Which is more important — D1 or D7?
D1 measures onboarding mechanics and the first session. D7 measures whether the product earned a second visit when motivation is no longer fresh, which is the closest proxy for habit formation. If forced to pick one, prioritize D7 — a great D1 with a weak D7 means onboarding is sticky but the product does not pull users back, which is the harder problem to solve.
Should the cohort be a single day or a range?
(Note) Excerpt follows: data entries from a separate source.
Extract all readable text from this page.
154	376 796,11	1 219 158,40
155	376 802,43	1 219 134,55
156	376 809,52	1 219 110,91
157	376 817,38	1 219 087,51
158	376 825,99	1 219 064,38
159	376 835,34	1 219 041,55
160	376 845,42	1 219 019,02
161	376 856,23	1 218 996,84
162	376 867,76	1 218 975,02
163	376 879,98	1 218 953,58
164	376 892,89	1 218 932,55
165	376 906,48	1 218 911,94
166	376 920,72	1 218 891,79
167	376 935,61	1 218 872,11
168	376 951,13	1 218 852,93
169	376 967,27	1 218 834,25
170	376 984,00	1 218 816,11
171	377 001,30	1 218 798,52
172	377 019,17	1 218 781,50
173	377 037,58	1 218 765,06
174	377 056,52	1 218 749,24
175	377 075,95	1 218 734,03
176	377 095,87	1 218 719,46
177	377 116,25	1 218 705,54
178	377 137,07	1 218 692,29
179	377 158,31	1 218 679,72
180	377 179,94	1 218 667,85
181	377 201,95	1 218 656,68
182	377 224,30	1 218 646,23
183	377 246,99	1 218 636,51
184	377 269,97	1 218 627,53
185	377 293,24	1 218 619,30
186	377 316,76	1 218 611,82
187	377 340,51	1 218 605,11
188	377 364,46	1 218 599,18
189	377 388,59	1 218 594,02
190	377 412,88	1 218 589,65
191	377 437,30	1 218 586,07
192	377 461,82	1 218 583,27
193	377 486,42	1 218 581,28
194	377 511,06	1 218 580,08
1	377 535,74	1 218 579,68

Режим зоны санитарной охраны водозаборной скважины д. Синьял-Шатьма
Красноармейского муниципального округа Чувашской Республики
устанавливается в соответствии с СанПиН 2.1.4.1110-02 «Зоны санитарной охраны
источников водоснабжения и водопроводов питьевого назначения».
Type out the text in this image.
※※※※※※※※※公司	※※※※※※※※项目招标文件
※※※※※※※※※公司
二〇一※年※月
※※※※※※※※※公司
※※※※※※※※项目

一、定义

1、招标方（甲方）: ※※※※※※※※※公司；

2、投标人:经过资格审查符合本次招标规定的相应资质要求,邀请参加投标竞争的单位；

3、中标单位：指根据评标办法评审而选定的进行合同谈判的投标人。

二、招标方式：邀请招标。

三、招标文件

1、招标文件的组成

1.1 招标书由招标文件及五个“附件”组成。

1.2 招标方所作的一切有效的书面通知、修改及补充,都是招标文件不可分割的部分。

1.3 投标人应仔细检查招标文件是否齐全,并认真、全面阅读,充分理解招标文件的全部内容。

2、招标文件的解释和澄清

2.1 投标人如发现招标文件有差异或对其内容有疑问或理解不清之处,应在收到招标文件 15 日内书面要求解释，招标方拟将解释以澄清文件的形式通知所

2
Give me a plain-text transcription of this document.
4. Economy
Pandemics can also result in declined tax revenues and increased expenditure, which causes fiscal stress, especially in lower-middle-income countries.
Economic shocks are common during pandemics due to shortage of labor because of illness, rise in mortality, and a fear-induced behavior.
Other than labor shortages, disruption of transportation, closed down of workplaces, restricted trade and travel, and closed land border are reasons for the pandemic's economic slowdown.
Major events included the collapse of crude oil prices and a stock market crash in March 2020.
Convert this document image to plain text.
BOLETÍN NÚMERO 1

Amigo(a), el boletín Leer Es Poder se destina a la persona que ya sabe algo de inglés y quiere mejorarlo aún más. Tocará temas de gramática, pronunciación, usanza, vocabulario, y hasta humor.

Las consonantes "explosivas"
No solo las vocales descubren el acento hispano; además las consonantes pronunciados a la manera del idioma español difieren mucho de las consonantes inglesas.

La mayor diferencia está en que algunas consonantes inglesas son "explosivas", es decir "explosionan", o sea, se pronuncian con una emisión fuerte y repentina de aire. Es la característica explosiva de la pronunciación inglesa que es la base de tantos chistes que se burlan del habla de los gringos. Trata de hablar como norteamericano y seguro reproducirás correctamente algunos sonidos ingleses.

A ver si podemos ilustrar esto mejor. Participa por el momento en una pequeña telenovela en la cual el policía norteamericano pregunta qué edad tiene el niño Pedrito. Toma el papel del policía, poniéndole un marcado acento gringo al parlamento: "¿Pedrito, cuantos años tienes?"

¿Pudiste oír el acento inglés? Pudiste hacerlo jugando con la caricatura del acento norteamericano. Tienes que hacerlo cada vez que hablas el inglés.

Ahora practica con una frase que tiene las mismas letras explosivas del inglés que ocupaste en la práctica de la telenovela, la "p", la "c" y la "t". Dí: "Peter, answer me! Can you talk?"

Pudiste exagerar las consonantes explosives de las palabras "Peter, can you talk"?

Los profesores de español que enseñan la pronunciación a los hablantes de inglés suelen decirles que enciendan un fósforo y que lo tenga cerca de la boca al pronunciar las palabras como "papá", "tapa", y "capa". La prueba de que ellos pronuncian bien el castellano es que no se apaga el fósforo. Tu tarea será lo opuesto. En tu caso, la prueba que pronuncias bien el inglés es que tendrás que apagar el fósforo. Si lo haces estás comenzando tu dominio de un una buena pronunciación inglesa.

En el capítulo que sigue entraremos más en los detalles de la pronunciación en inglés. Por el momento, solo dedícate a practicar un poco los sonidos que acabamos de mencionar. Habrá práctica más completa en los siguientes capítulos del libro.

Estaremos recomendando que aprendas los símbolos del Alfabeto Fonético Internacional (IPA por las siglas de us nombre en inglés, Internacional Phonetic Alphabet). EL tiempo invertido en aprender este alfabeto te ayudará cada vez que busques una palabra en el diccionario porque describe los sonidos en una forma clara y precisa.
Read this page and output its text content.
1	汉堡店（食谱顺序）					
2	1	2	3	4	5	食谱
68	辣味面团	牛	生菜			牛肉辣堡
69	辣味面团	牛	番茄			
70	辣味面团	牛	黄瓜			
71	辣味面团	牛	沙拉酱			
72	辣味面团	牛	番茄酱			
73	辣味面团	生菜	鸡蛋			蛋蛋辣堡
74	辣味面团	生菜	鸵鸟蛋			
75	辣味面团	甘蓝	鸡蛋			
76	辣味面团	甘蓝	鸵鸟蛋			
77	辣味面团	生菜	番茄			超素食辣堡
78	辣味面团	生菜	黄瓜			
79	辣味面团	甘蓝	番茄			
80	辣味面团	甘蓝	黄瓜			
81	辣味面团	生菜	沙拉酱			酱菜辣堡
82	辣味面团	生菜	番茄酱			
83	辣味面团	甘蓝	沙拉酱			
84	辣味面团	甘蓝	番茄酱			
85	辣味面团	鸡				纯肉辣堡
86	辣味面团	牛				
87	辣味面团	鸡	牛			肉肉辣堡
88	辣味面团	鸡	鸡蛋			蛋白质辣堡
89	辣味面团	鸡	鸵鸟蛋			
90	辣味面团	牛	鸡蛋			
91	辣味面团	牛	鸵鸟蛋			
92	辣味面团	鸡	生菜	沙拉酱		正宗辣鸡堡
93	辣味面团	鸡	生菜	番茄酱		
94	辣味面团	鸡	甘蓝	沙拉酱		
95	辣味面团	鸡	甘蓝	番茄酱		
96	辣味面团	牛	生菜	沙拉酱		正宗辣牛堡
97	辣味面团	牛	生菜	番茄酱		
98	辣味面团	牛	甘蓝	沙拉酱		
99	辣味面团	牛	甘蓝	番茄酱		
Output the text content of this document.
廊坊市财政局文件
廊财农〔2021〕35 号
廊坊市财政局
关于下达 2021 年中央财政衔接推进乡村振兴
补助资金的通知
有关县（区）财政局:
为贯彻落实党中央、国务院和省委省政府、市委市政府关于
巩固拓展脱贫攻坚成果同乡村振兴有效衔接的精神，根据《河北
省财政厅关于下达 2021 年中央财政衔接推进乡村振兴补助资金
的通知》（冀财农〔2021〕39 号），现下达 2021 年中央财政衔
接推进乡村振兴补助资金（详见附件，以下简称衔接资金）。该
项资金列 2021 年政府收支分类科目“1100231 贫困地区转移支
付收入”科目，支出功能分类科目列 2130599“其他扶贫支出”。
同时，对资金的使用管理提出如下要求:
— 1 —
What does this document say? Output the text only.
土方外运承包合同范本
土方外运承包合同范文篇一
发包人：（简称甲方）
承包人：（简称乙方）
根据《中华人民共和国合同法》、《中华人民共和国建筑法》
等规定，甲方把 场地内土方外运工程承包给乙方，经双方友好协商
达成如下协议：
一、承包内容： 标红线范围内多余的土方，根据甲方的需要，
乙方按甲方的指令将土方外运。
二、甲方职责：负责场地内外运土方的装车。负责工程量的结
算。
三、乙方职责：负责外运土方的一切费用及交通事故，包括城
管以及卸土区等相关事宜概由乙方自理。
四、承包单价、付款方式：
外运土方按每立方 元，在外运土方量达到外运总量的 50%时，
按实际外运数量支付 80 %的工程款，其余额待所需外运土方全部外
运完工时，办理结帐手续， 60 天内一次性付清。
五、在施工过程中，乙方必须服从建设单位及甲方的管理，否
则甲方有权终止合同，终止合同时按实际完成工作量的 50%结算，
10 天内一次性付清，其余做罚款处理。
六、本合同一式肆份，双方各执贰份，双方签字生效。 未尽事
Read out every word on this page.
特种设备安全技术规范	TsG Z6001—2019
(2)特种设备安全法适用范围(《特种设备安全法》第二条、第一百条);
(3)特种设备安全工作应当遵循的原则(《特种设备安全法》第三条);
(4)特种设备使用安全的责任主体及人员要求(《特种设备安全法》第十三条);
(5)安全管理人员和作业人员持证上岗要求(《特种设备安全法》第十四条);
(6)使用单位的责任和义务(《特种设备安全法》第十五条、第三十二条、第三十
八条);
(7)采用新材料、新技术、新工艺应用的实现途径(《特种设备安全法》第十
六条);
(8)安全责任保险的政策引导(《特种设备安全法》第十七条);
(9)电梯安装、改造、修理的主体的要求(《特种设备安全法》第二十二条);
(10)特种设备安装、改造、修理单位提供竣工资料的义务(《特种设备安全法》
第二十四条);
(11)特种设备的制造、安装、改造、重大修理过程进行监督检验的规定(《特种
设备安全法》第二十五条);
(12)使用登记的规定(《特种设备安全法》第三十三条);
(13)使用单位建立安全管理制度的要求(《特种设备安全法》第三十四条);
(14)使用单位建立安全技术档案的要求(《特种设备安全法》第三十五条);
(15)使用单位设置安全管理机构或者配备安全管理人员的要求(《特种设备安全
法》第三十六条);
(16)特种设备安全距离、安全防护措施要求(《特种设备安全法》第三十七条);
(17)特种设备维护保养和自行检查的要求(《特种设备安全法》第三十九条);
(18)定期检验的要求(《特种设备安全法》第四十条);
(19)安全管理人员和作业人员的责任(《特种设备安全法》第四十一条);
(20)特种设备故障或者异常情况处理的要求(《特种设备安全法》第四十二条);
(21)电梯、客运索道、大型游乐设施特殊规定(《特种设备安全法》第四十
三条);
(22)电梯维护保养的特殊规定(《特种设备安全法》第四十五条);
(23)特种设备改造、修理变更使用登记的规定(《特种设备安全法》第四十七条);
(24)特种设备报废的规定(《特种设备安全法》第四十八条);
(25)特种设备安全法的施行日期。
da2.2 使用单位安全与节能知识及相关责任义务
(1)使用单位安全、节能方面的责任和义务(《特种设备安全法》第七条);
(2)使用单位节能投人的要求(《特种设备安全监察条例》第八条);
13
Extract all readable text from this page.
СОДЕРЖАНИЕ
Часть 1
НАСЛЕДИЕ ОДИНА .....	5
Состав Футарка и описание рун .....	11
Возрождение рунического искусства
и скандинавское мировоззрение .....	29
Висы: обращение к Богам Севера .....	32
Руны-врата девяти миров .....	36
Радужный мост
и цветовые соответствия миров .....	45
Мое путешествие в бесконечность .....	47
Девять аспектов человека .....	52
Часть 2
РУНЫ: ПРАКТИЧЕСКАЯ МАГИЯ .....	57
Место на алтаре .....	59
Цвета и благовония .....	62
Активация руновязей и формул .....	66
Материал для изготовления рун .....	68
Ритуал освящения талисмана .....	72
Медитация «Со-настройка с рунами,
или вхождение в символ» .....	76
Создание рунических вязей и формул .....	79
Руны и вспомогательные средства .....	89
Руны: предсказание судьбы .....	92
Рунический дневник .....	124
Single-day cohorts are noisy on small products — one acquisition spike skews the entire curve. A weekly or monthly cohort window smooths the noise without hiding genuine signal. Single-day cohorts only stabilize at the scale of a Notion or a Duolingo, where ten thousand signups per day is the floor.
How do I handle users who return on D1 but never again?
Include them in D1 and exclude them from D7 and D30 — the query does this automatically because each retention column is independently computed against the offset. The interesting follow-up is the conversion from D1-retained to D7-retained, which isolates the second-session funnel. If forty percent of D1-retained users do not make it to D7, the problem lives between session one and session seven, not in the first session itself.
What is the difference between retention and engagement?
Retention is binary at the offset: was the user active on day N, yes or no. Engagement is intensity inside the active period — how many sessions, how many minutes, how many events. A user can be retained for thirty consecutive days but engagement-thin, one push-driven session per day with no real activity, and the retention number alone will not flag it. Pair retention with sessions per active day or active minutes per day when the goal is product depth, not just survival.